Stock-Based Compensation. When evaluating the performance of its consolidated results, ArcSight does not consider stock-based compensation charges. Likewise, the ArcSight management team excludes stock-based compensation expense from its operating plans. In contrast, the ArcSight management team is held accountable for cash-based compensation and such amounts are included in its operating plans. Further, when considering the impact of equity award grants, ArcSight places a greater emphasis on overall stockholder dilution rather than the accounting charges associated with such grants.

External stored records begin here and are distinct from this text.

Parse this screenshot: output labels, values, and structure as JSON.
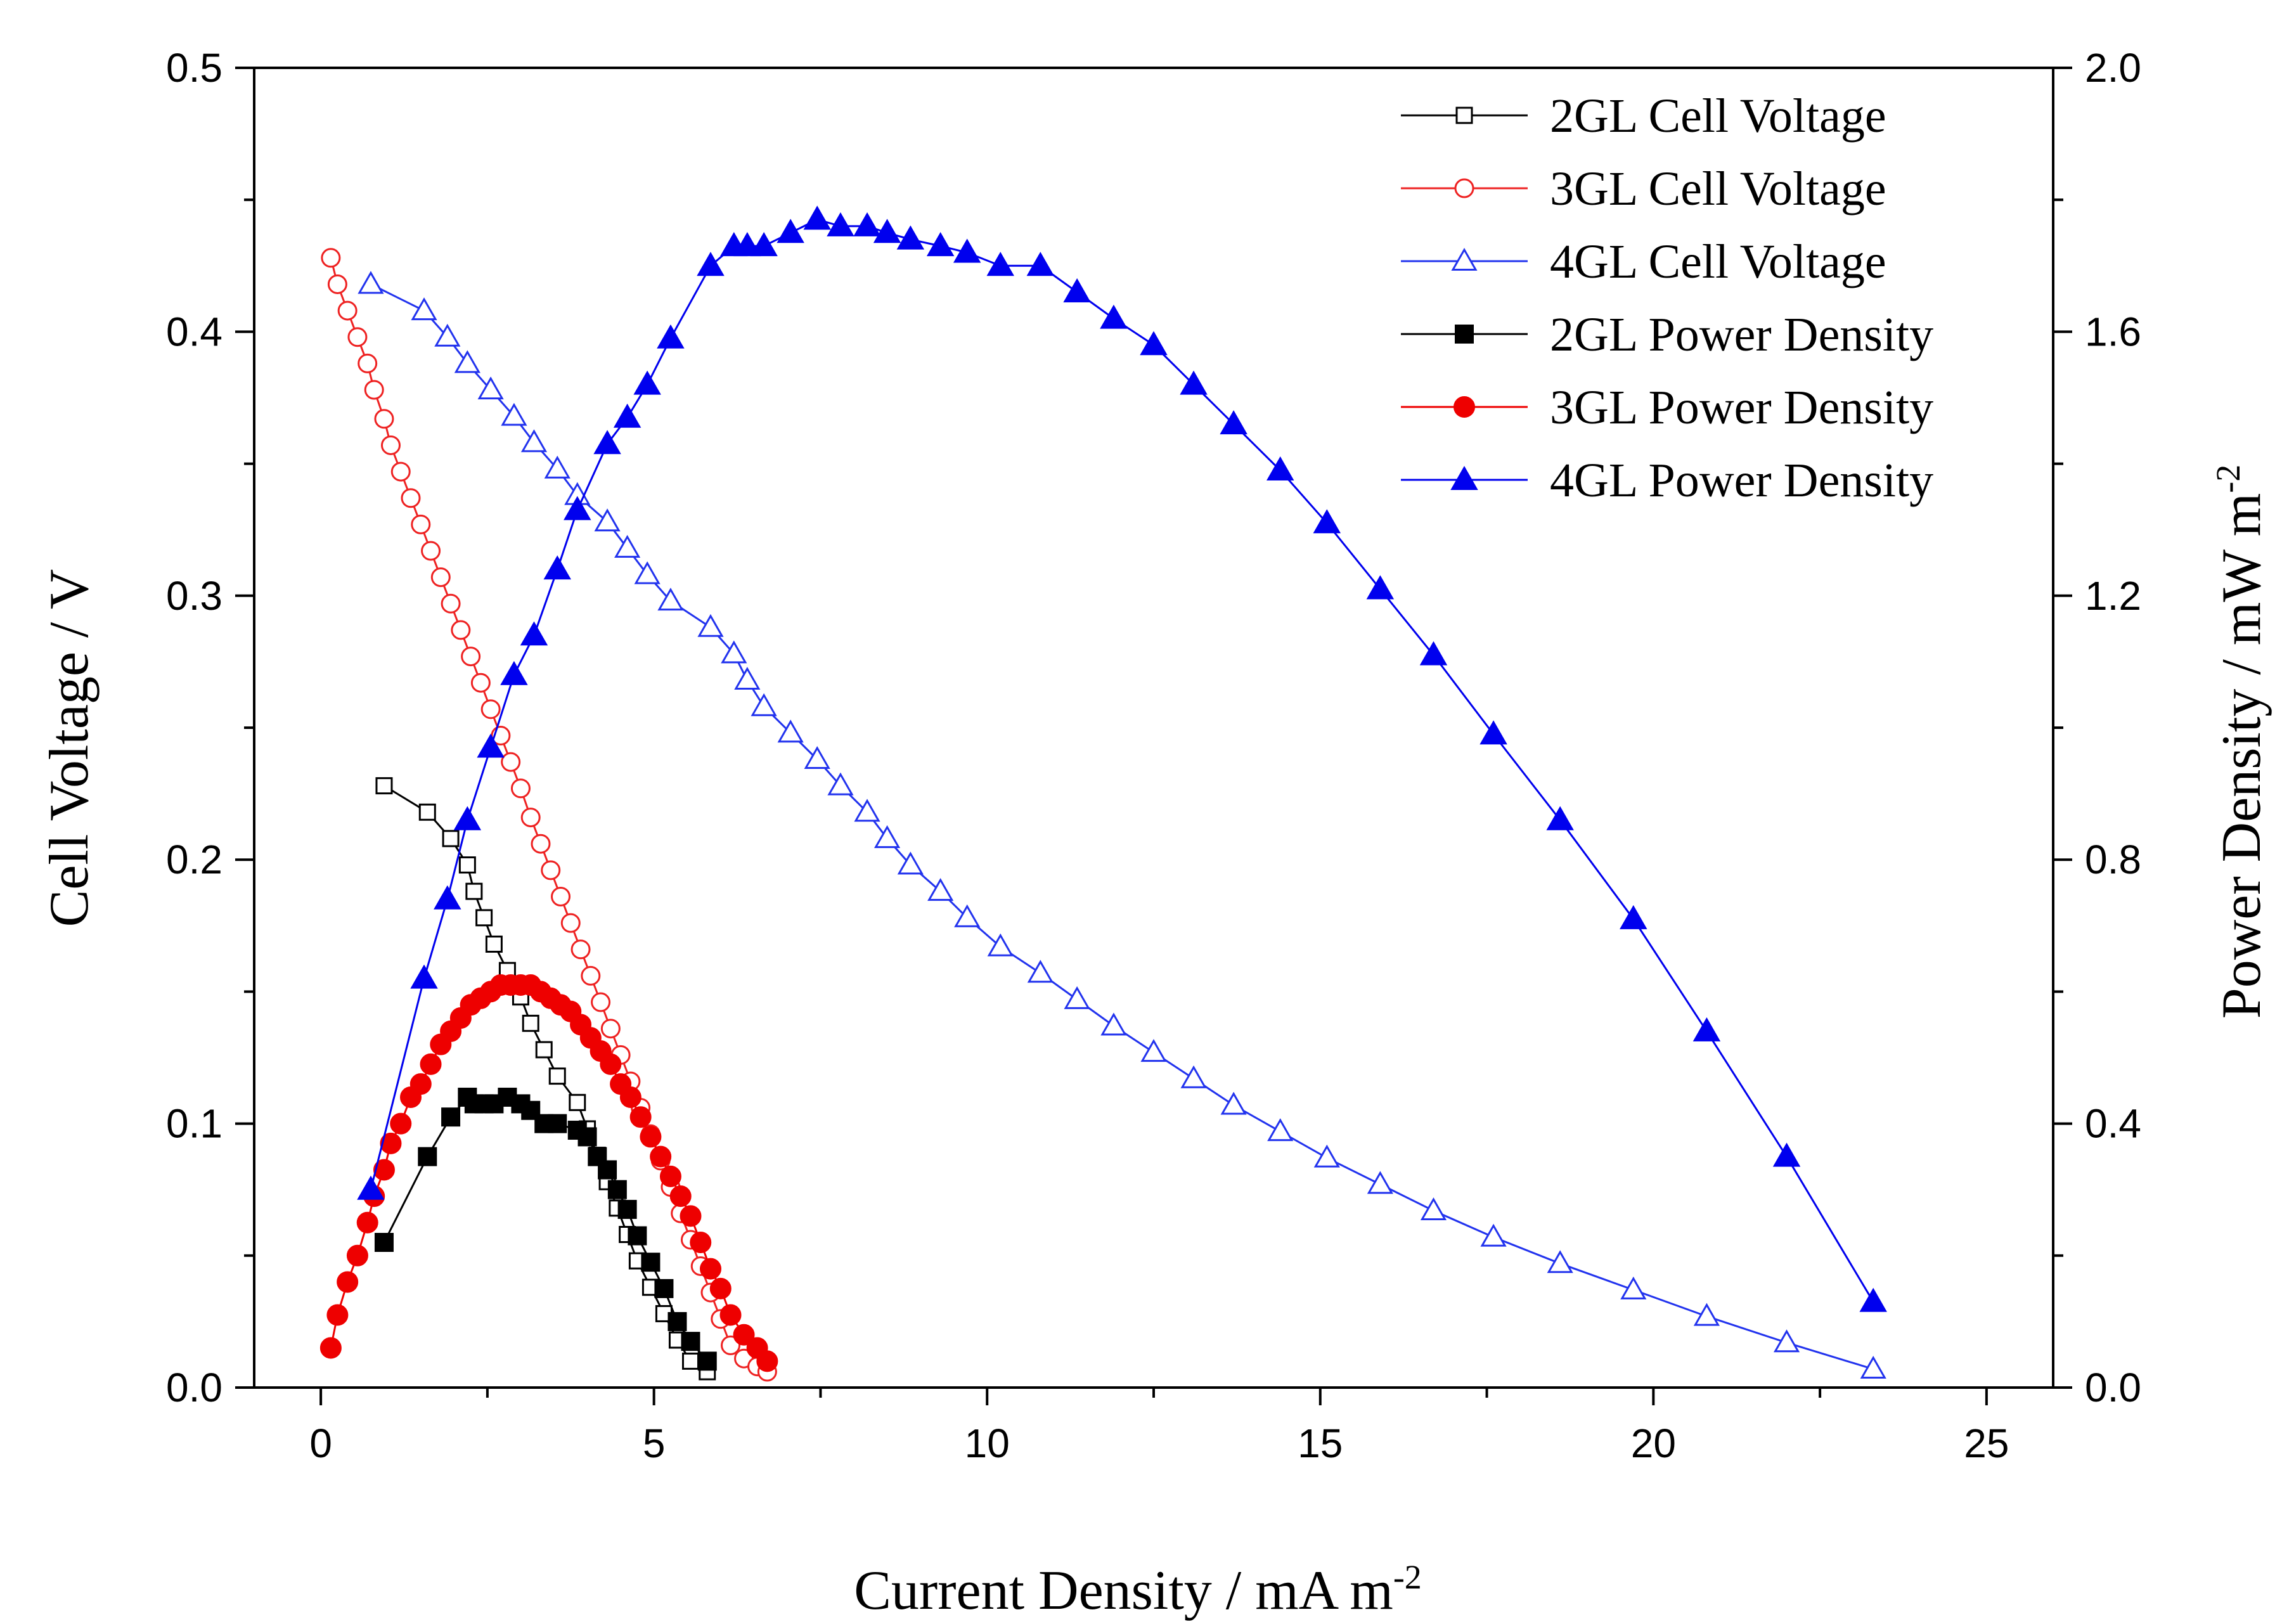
{
  "chart_data": {
    "type": "line",
    "title": "",
    "xlabel": "Current Density / mA m",
    "xlabel_sup": "-2",
    "ylabel_left": "Cell Voltage / V",
    "ylabel_right": "Power Density / mW m",
    "ylabel_right_sup": "-2",
    "xlim": [
      -1,
      26
    ],
    "ylim_left": [
      0,
      0.5
    ],
    "ylim_right": [
      0,
      2.0
    ],
    "x_ticks": [
      0,
      5,
      10,
      15,
      20,
      25
    ],
    "x_tick_labels": [
      "0",
      "5",
      "10",
      "15",
      "20",
      "25"
    ],
    "y_left_ticks": [
      0.0,
      0.1,
      0.2,
      0.3,
      0.4,
      0.5
    ],
    "y_left_tick_labels": [
      "0.0",
      "0.1",
      "0.2",
      "0.3",
      "0.4",
      "0.5"
    ],
    "y_right_ticks": [
      0.0,
      0.4,
      0.8,
      1.2,
      1.6,
      2.0
    ],
    "y_right_tick_labels": [
      "0.0",
      "0.4",
      "0.8",
      "1.2",
      "1.6",
      "2.0"
    ],
    "legend_position": "top-right",
    "series": [
      {
        "name": "2GL Cell Voltage",
        "axis": "left",
        "color": "#000000",
        "marker": "square",
        "filled": false,
        "x": [
          0.95,
          1.6,
          1.95,
          2.2,
          2.3,
          2.45,
          2.6,
          2.8,
          3.0,
          3.15,
          3.35,
          3.55,
          3.85,
          4.0,
          4.15,
          4.3,
          4.45,
          4.6,
          4.75,
          4.95,
          5.15,
          5.35,
          5.55,
          5.8
        ],
        "y": [
          0.228,
          0.218,
          0.208,
          0.198,
          0.188,
          0.178,
          0.168,
          0.158,
          0.148,
          0.138,
          0.128,
          0.118,
          0.108,
          0.098,
          0.088,
          0.078,
          0.068,
          0.058,
          0.048,
          0.038,
          0.028,
          0.018,
          0.01,
          0.006
        ]
      },
      {
        "name": "3GL Cell Voltage",
        "axis": "left",
        "color": "#ee2222",
        "marker": "circle",
        "filled": false,
        "x": [
          0.15,
          0.25,
          0.4,
          0.55,
          0.7,
          0.8,
          0.95,
          1.05,
          1.2,
          1.35,
          1.5,
          1.65,
          1.8,
          1.95,
          2.1,
          2.25,
          2.4,
          2.55,
          2.7,
          2.85,
          3.0,
          3.15,
          3.3,
          3.45,
          3.6,
          3.75,
          3.9,
          4.05,
          4.2,
          4.35,
          4.5,
          4.65,
          4.8,
          4.95,
          5.1,
          5.25,
          5.4,
          5.55,
          5.7,
          5.85,
          6.0,
          6.15,
          6.35,
          6.55,
          6.7
        ],
        "y": [
          0.428,
          0.418,
          0.408,
          0.398,
          0.388,
          0.378,
          0.367,
          0.357,
          0.347,
          0.337,
          0.327,
          0.317,
          0.307,
          0.297,
          0.287,
          0.277,
          0.267,
          0.257,
          0.247,
          0.237,
          0.227,
          0.216,
          0.206,
          0.196,
          0.186,
          0.176,
          0.166,
          0.156,
          0.146,
          0.136,
          0.126,
          0.116,
          0.106,
          0.096,
          0.086,
          0.076,
          0.066,
          0.056,
          0.046,
          0.036,
          0.026,
          0.016,
          0.011,
          0.008,
          0.006
        ]
      },
      {
        "name": "4GL Cell Voltage",
        "axis": "left",
        "color": "#2233ee",
        "marker": "triangle",
        "filled": false,
        "x": [
          0.75,
          1.55,
          1.9,
          2.2,
          2.55,
          2.9,
          3.2,
          3.55,
          3.85,
          4.3,
          4.6,
          4.9,
          5.25,
          5.85,
          6.2,
          6.4,
          6.65,
          7.05,
          7.45,
          7.8,
          8.2,
          8.5,
          8.85,
          9.3,
          9.7,
          10.2,
          10.8,
          11.35,
          11.9,
          12.5,
          13.1,
          13.7,
          14.4,
          15.1,
          15.9,
          16.7,
          17.6,
          18.6,
          19.7,
          20.8,
          22.0,
          23.3
        ],
        "y": [
          0.418,
          0.408,
          0.398,
          0.388,
          0.378,
          0.368,
          0.358,
          0.348,
          0.338,
          0.328,
          0.318,
          0.308,
          0.298,
          0.288,
          0.278,
          0.268,
          0.258,
          0.248,
          0.238,
          0.228,
          0.218,
          0.208,
          0.198,
          0.188,
          0.178,
          0.167,
          0.157,
          0.147,
          0.137,
          0.127,
          0.117,
          0.107,
          0.097,
          0.087,
          0.077,
          0.067,
          0.057,
          0.047,
          0.037,
          0.027,
          0.017,
          0.007
        ]
      },
      {
        "name": "2GL Power Density",
        "axis": "right",
        "color": "#000000",
        "marker": "square",
        "filled": true,
        "x": [
          0.95,
          1.6,
          1.95,
          2.2,
          2.3,
          2.45,
          2.6,
          2.8,
          3.0,
          3.15,
          3.35,
          3.55,
          3.85,
          4.0,
          4.15,
          4.3,
          4.45,
          4.6,
          4.75,
          4.95,
          5.15,
          5.35,
          5.55,
          5.8
        ],
        "y": [
          0.22,
          0.35,
          0.41,
          0.44,
          0.43,
          0.43,
          0.43,
          0.44,
          0.43,
          0.42,
          0.4,
          0.4,
          0.39,
          0.38,
          0.35,
          0.33,
          0.3,
          0.27,
          0.23,
          0.19,
          0.15,
          0.1,
          0.07,
          0.04
        ]
      },
      {
        "name": "3GL Power Density",
        "axis": "right",
        "color": "#ee0000",
        "marker": "circle",
        "filled": true,
        "x": [
          0.15,
          0.25,
          0.4,
          0.55,
          0.7,
          0.8,
          0.95,
          1.05,
          1.2,
          1.35,
          1.5,
          1.65,
          1.8,
          1.95,
          2.1,
          2.25,
          2.4,
          2.55,
          2.7,
          2.85,
          3.0,
          3.15,
          3.3,
          3.45,
          3.6,
          3.75,
          3.9,
          4.05,
          4.2,
          4.35,
          4.5,
          4.65,
          4.8,
          4.95,
          5.1,
          5.25,
          5.4,
          5.55,
          5.7,
          5.85,
          6.0,
          6.15,
          6.35,
          6.55,
          6.7
        ],
        "y": [
          0.06,
          0.11,
          0.16,
          0.2,
          0.25,
          0.29,
          0.33,
          0.37,
          0.4,
          0.44,
          0.46,
          0.49,
          0.52,
          0.54,
          0.56,
          0.58,
          0.59,
          0.6,
          0.61,
          0.61,
          0.61,
          0.61,
          0.6,
          0.59,
          0.58,
          0.57,
          0.55,
          0.53,
          0.51,
          0.49,
          0.46,
          0.44,
          0.41,
          0.38,
          0.35,
          0.32,
          0.29,
          0.26,
          0.22,
          0.18,
          0.15,
          0.11,
          0.08,
          0.06,
          0.04
        ]
      },
      {
        "name": "4GL Power Density",
        "axis": "right",
        "color": "#0000ee",
        "marker": "triangle",
        "filled": true,
        "x": [
          0.75,
          1.55,
          1.9,
          2.2,
          2.55,
          2.9,
          3.2,
          3.55,
          3.85,
          4.3,
          4.6,
          4.9,
          5.25,
          5.85,
          6.2,
          6.4,
          6.65,
          7.05,
          7.45,
          7.8,
          8.2,
          8.5,
          8.85,
          9.3,
          9.7,
          10.2,
          10.8,
          11.35,
          11.9,
          12.5,
          13.1,
          13.7,
          14.4,
          15.1,
          15.9,
          16.7,
          17.6,
          18.6,
          19.7,
          20.8,
          22.0,
          23.3
        ],
        "y": [
          0.3,
          0.62,
          0.74,
          0.86,
          0.97,
          1.08,
          1.14,
          1.24,
          1.33,
          1.43,
          1.47,
          1.52,
          1.59,
          1.7,
          1.73,
          1.73,
          1.73,
          1.75,
          1.77,
          1.76,
          1.76,
          1.75,
          1.74,
          1.73,
          1.72,
          1.7,
          1.7,
          1.66,
          1.62,
          1.58,
          1.52,
          1.46,
          1.39,
          1.31,
          1.21,
          1.11,
          0.99,
          0.86,
          0.71,
          0.54,
          0.35,
          0.13
        ]
      }
    ]
  }
}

ArcSight believes it is useful to provide a non-GAAP financial measure that excludes stock-based compensation in order to better understand the long-term performance of its business. In addition, given its adoption of SFAS 123R, “Share-Based Payment,” beginning in its fiscal year 2007, ArcSight believes that a non-GAAP financial measure that excludes stock-based compensation will facilitate the comparison of its year-over-year results.